Disk space for a job

pkomalla · Post by **pkomalla** » Mon Oct 23, 2006 7:23 am

Hi All,

I have a job with two remove duplicates , a lookup stage and two transformers. My source and target are database stages

I have to run job with around 30 million records. Length of a record is 50

Can anyone suggest how much space do I need to have?

how do i calculate the disk space needed?

Thanks

kumar_s · Post by **kumar_s** » Mon Oct 23, 2006 7:17 pm

If the data is not sorted, you may need to include even a sort stage.
It again depends on the number of duplicated the input contain, and the data of the lookup (either its a sparse or Lookup fileset).
If it is a lookupfileset, and if you have less records per group (duplicates) and with simple transformation logic, you will have very less usage of disk.

Kirtikumar · Post by **Kirtikumar** » Tue Oct 24, 2006 12:30 am

As data is going to target, it depends on record size in target and no. of records.

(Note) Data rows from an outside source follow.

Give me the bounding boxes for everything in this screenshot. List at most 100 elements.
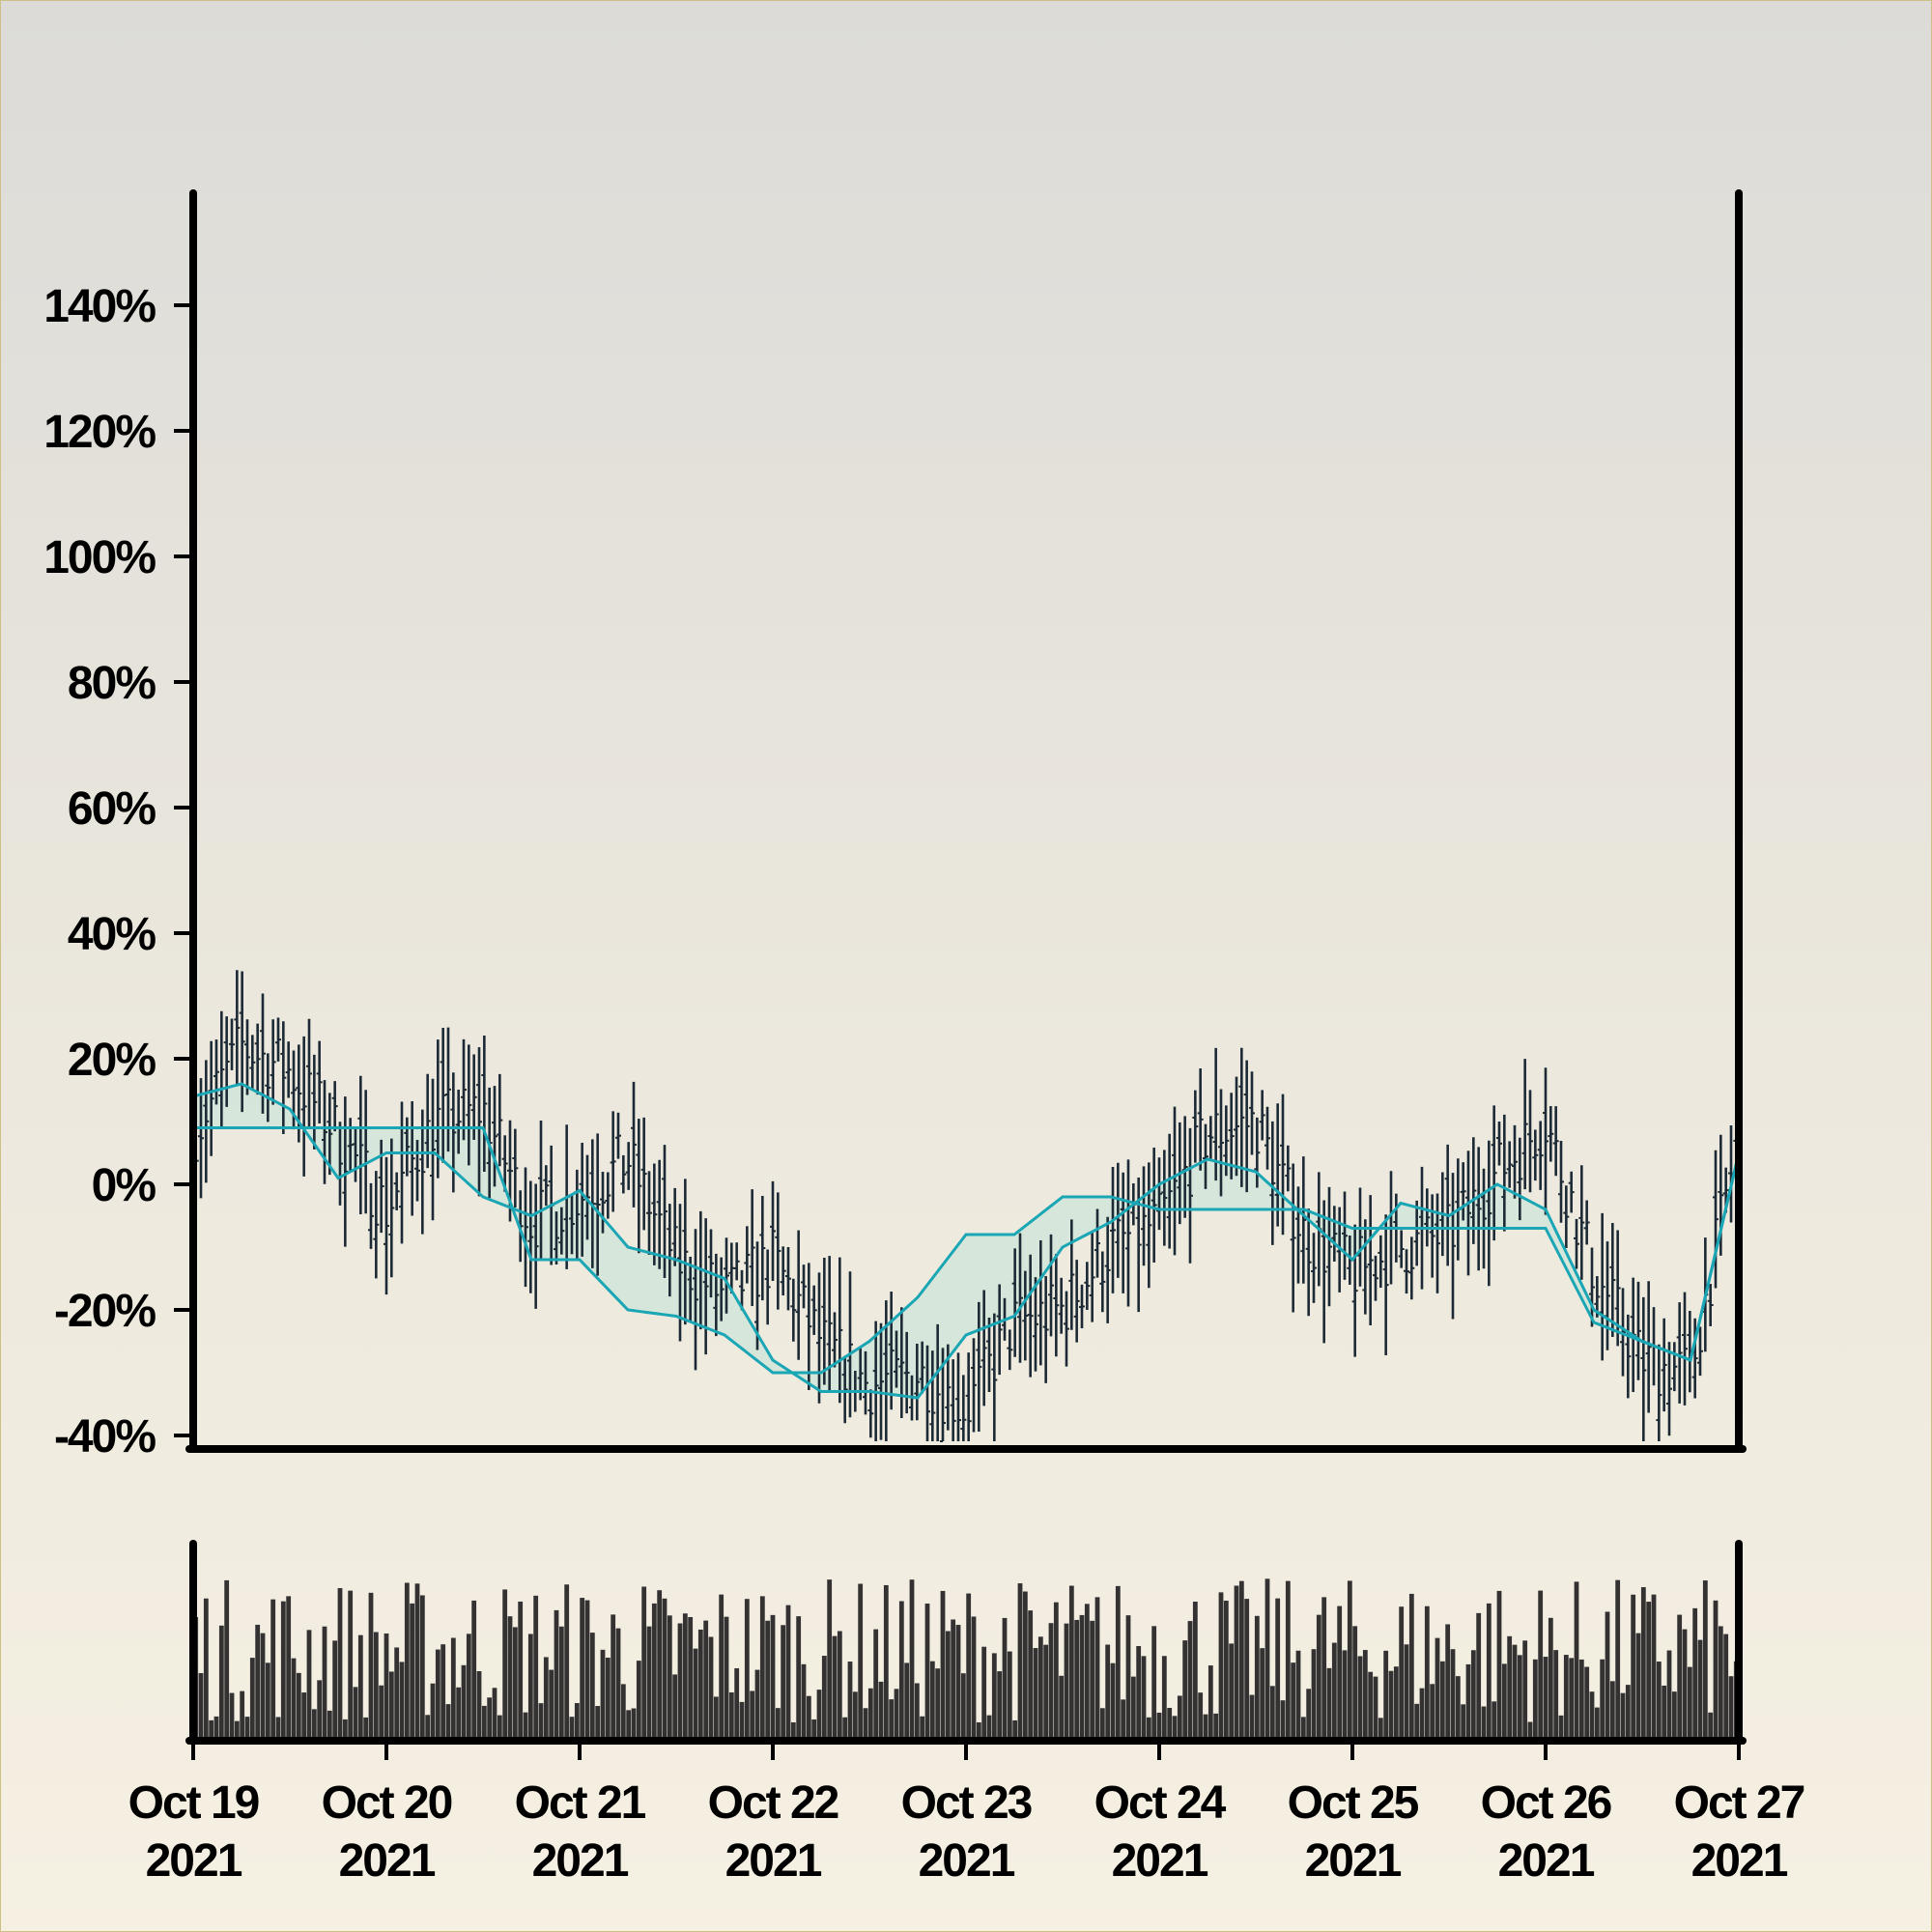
volume-bar [564,1584,570,1737]
volume-bar [399,1662,405,1737]
volume-bar [878,1681,884,1737]
volume-bar [538,1703,544,1737]
x-tick-label-date: Oct 21 [515,1777,646,1829]
volume-bar [213,1716,219,1737]
volume-bar [1208,1665,1213,1737]
volume-bar [554,1609,559,1737]
volume-bar [898,1601,904,1737]
volume-bar [1043,1644,1049,1737]
volume-bar [440,1644,446,1737]
volume-bar [558,1626,564,1737]
volume-bar [1404,1644,1409,1737]
volume-bar [682,1613,688,1737]
volume-bar [224,1579,230,1737]
volume-bar [651,1603,657,1737]
x-tick-label-year: 2021 [1305,1835,1402,1887]
volume-bar [1182,1640,1188,1737]
volume-bar [1393,1666,1399,1737]
volume-bar [327,1710,332,1737]
volume-bar [209,1719,214,1737]
volume-bar [1167,1707,1173,1737]
volume-bar [1331,1642,1337,1737]
x-tick-label-year: 2021 [919,1835,1015,1887]
volume-bar [1718,1626,1723,1737]
volume-bar [734,1668,740,1737]
volume-bar [523,1712,528,1737]
volume-bar [1532,1659,1538,1737]
volume-bar [203,1598,209,1737]
volume-bar [976,1721,981,1737]
volume-bar [244,1717,250,1737]
volume-bar [322,1626,327,1737]
volume-bar [863,1708,868,1737]
volume-bar [693,1648,698,1737]
volume-bar [584,1600,590,1737]
x-tick-label-date: Oct 20 [322,1777,452,1829]
volume-bar [1316,1614,1321,1737]
volume-bar [1352,1626,1358,1737]
volume-bar [703,1620,709,1737]
price-panel [192,970,1741,1442]
volume-bar [821,1656,827,1737]
volume-bar [1543,1657,1548,1737]
volume-bar [904,1662,910,1737]
volume-bar [404,1582,410,1737]
volume-bar [929,1661,935,1737]
volume-bar [497,1715,502,1737]
volume-bar [837,1631,842,1737]
volume-bar [1053,1602,1059,1737]
volume-bar [1090,1620,1095,1737]
x-tick-label-year: 2021 [725,1835,822,1887]
volume-bar [471,1600,477,1737]
volume-bar [1584,1666,1590,1737]
volume-bar [1291,1662,1296,1737]
volume-bar [1615,1579,1621,1737]
volume-bar [991,1653,997,1737]
y-tick-label: 40% [68,909,156,960]
volume-bar [924,1603,930,1737]
volume-bar [1357,1656,1363,1737]
x-tick-label-year: 2021 [1691,1835,1788,1887]
volume-bar [672,1674,678,1737]
x-tick-label-year: 2021 [1498,1835,1595,1887]
volume-bar [1419,1688,1425,1737]
volume-bar [1461,1704,1466,1737]
slow-line [193,1126,1741,1375]
volume-bar [641,1586,647,1737]
volume-bar [1121,1699,1126,1737]
volume-bar [1172,1716,1178,1737]
volume-bar [1244,1599,1250,1737]
axis-labels: -40% -20% 0% 20% 40% 60% 80% 100% 120% 140% Oct 19… [43,281,1805,1887]
volume-bar [724,1616,729,1737]
volume-bar [1666,1650,1672,1737]
volume-bar [270,1599,276,1737]
volume-bar [425,1715,431,1737]
volume-bar [960,1673,966,1737]
volume-bar [847,1662,853,1737]
volume-bar [430,1683,436,1737]
volume-bar [1115,1585,1121,1737]
volume-bar [1522,1640,1528,1737]
volume-bar [1646,1602,1652,1737]
volume-bar [1022,1591,1028,1737]
x-tick-label-date: Oct 24 [1094,1777,1227,1829]
volume-bar [301,1692,307,1737]
volume-bar [1512,1644,1518,1737]
volume-bar [1656,1662,1662,1737]
volume-bar [1285,1580,1291,1737]
volume-bar [1002,1617,1008,1737]
volume-bar [1260,1648,1265,1737]
volume-bar [1682,1629,1688,1737]
volume-bar [858,1583,864,1737]
volume-bar [997,1671,1003,1737]
volume-bar [1424,1605,1430,1737]
volume-bar [935,1668,941,1737]
volume-bar [1084,1604,1090,1737]
volume-bar [265,1662,270,1737]
volume-bar [1708,1712,1714,1737]
volume-bar [986,1715,992,1737]
volume-bar [636,1661,641,1737]
volume-bar [1713,1600,1719,1737]
volume-bar [306,1630,312,1737]
volume-bar [260,1633,266,1737]
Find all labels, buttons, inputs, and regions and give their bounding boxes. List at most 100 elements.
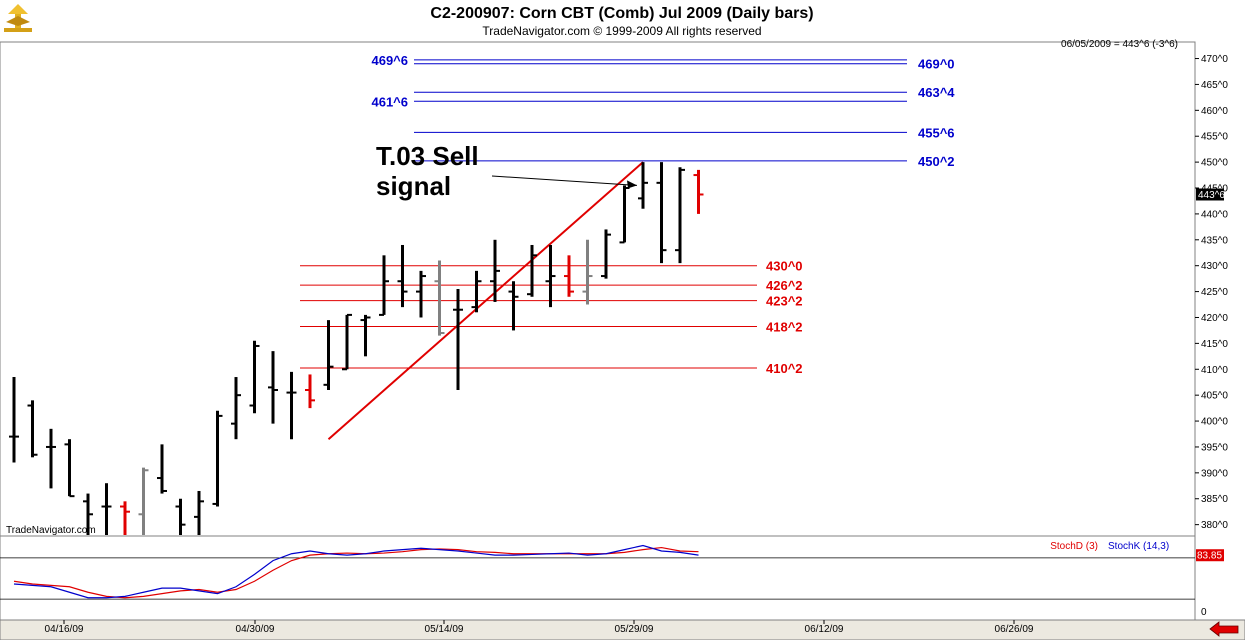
chart-title: C2-200907: Corn CBT (Comb) Jul 2009 (Dai… xyxy=(430,5,813,22)
ohlc-bar xyxy=(453,289,463,390)
ohlc-bar xyxy=(175,498,186,535)
date-axis: 04/16/09 04/30/09 05/14/09 05/29/09 06/12/09… xyxy=(45,620,1034,635)
stoch-legend-k: StochK (14,3) xyxy=(1108,541,1169,552)
date-axis-strip xyxy=(0,619,1245,640)
ohlc-bar xyxy=(323,320,334,390)
price-axis-label: 440^0 xyxy=(1201,209,1228,220)
price-axis-label: 390^0 xyxy=(1201,468,1228,479)
ohlc-bar xyxy=(268,351,278,424)
ohlc-bar xyxy=(582,239,593,305)
ohlc-bar xyxy=(397,244,408,308)
ohlc-bar xyxy=(138,467,149,535)
price-axis-label: 415^0 xyxy=(1201,339,1228,350)
price-axis-label: 450^0 xyxy=(1201,158,1228,169)
stoch-current-box xyxy=(1196,549,1224,562)
annotation-arrow-head xyxy=(627,180,637,189)
ohlc-bar xyxy=(693,169,704,214)
ohlc-bar xyxy=(675,167,685,264)
ohlc-bar xyxy=(434,260,445,336)
ohlc-bar xyxy=(27,400,38,458)
date-axis-label: 06/12/09 xyxy=(805,624,844,635)
price-level-label: 430^0 xyxy=(766,259,803,274)
ohlc-bar xyxy=(46,428,56,489)
ohlc-bar xyxy=(527,244,537,297)
stoch-axis-label: 0 xyxy=(1201,607,1207,618)
ohlc-bar xyxy=(545,244,556,308)
price-axis-label: 405^0 xyxy=(1201,391,1228,402)
watermark: TradeNavigator.com xyxy=(6,525,96,536)
ohlc-bar xyxy=(194,490,204,535)
price-axis-label: 460^0 xyxy=(1201,106,1228,117)
trend-line-group xyxy=(327,161,644,440)
ohlc-bar xyxy=(286,371,297,440)
price-axis-label: 395^0 xyxy=(1201,442,1228,453)
chart-copyright: TradeNavigator.com © 1999-2009 All right… xyxy=(482,24,761,38)
date-axis-label: 06/26/09 xyxy=(995,624,1034,635)
price-axis-label: 420^0 xyxy=(1201,313,1228,324)
price-axis-label: 410^0 xyxy=(1201,365,1228,376)
ohlc-bar xyxy=(656,162,667,264)
ohlc-bar xyxy=(64,439,75,498)
current-price-label: 443^6 xyxy=(1198,190,1225,201)
stoch-series-line xyxy=(13,546,699,599)
stoch-current-label: 83.85 xyxy=(1197,551,1222,562)
ohlc-bar xyxy=(379,255,389,316)
ohlc-bar xyxy=(231,377,241,440)
price-axis-label: 435^0 xyxy=(1201,235,1228,246)
ohlc-bar xyxy=(416,270,426,318)
date-axis-label: 04/16/09 xyxy=(45,624,84,635)
price-axis-label: 470^0 xyxy=(1201,54,1228,65)
ohlc-bar xyxy=(157,444,167,494)
trend-line xyxy=(327,161,644,440)
price-axis-label: 400^0 xyxy=(1201,417,1228,428)
price-panel xyxy=(0,41,1196,537)
date-axis-label: 05/29/09 xyxy=(615,624,654,635)
ohlc-bar xyxy=(101,483,112,535)
last-quote-readout: 06/05/2009 = 443^6 (-3^6) xyxy=(1061,39,1178,50)
price-level-label: 469^6 xyxy=(371,53,408,68)
ohlc-bar xyxy=(564,255,574,297)
stoch-legend-d: StochD (3) xyxy=(1050,541,1098,552)
price-level-label: 426^2 xyxy=(766,278,803,293)
price-level-label: 423^2 xyxy=(766,294,803,309)
price-level-label: 455^6 xyxy=(918,125,955,140)
current-price-box xyxy=(1196,188,1224,201)
annotation-line-1: T.03 Sell xyxy=(376,141,479,171)
ohlc-bar xyxy=(9,377,19,463)
price-level-label: 450^2 xyxy=(918,154,955,169)
price-level-label: 418^2 xyxy=(766,320,803,335)
price-level-label: 410^2 xyxy=(766,361,803,376)
ohlc-bar xyxy=(638,162,648,209)
price-level-label: 469^0 xyxy=(918,57,955,72)
ohlc-bar xyxy=(601,229,611,279)
ohlc-bar xyxy=(342,313,352,371)
ohlc-bar xyxy=(212,410,223,507)
price-axis-label: 425^0 xyxy=(1201,287,1228,298)
price-axis-label: 430^0 xyxy=(1201,261,1228,272)
price-axis-label: 455^0 xyxy=(1201,132,1228,143)
ohlc-bar xyxy=(249,340,260,414)
tradenavigator-logo-icon xyxy=(4,4,32,32)
price-levels: 469^6 469^0 463^4 461^6 455^6 450^2 430^0 426^2… xyxy=(300,53,955,376)
stochastic-lines: StochD (3) StochK (14,3) 0 83.85 xyxy=(0,541,1224,618)
annotation-line-2: signal xyxy=(376,171,451,201)
ohlc-bar xyxy=(508,281,519,331)
ohlc-bar xyxy=(471,270,482,313)
price-axis-label: 385^0 xyxy=(1201,494,1228,505)
stochastic-panel xyxy=(0,535,1196,621)
date-axis-label: 04/30/09 xyxy=(236,624,275,635)
ohlc-bar xyxy=(305,374,315,409)
stoch-series-line xyxy=(13,544,699,599)
price-axis-label: 465^0 xyxy=(1201,80,1228,91)
date-axis-label: 05/14/09 xyxy=(425,624,464,635)
ohlc-bar xyxy=(120,501,130,535)
scroll-left-arrow-icon[interactable] xyxy=(1209,621,1239,637)
price-bars xyxy=(9,162,704,535)
ohlc-bar xyxy=(490,239,500,302)
price-axis: 380^0 385^0 390^0 395^0 400^0 405^0 410^0 415^0… xyxy=(1195,54,1228,531)
price-axis-label: 380^0 xyxy=(1201,520,1228,531)
price-level-label: 463^4 xyxy=(918,85,955,100)
ohlc-bar xyxy=(360,314,371,357)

So approx (record size * total records).
If you are asking about the scratch space required then is would be depndent on the physical memory available for the job in addition to what Kumar_s has mentioned in his post.

kumar_s · Post by **kumar_s** » Tue Oct 24, 2006 3:14 am

Not all stages use scratch disk space extensivly. Sometimes it may not use at all, other than buffering operation. So it also depends on the operators that involved in the Job.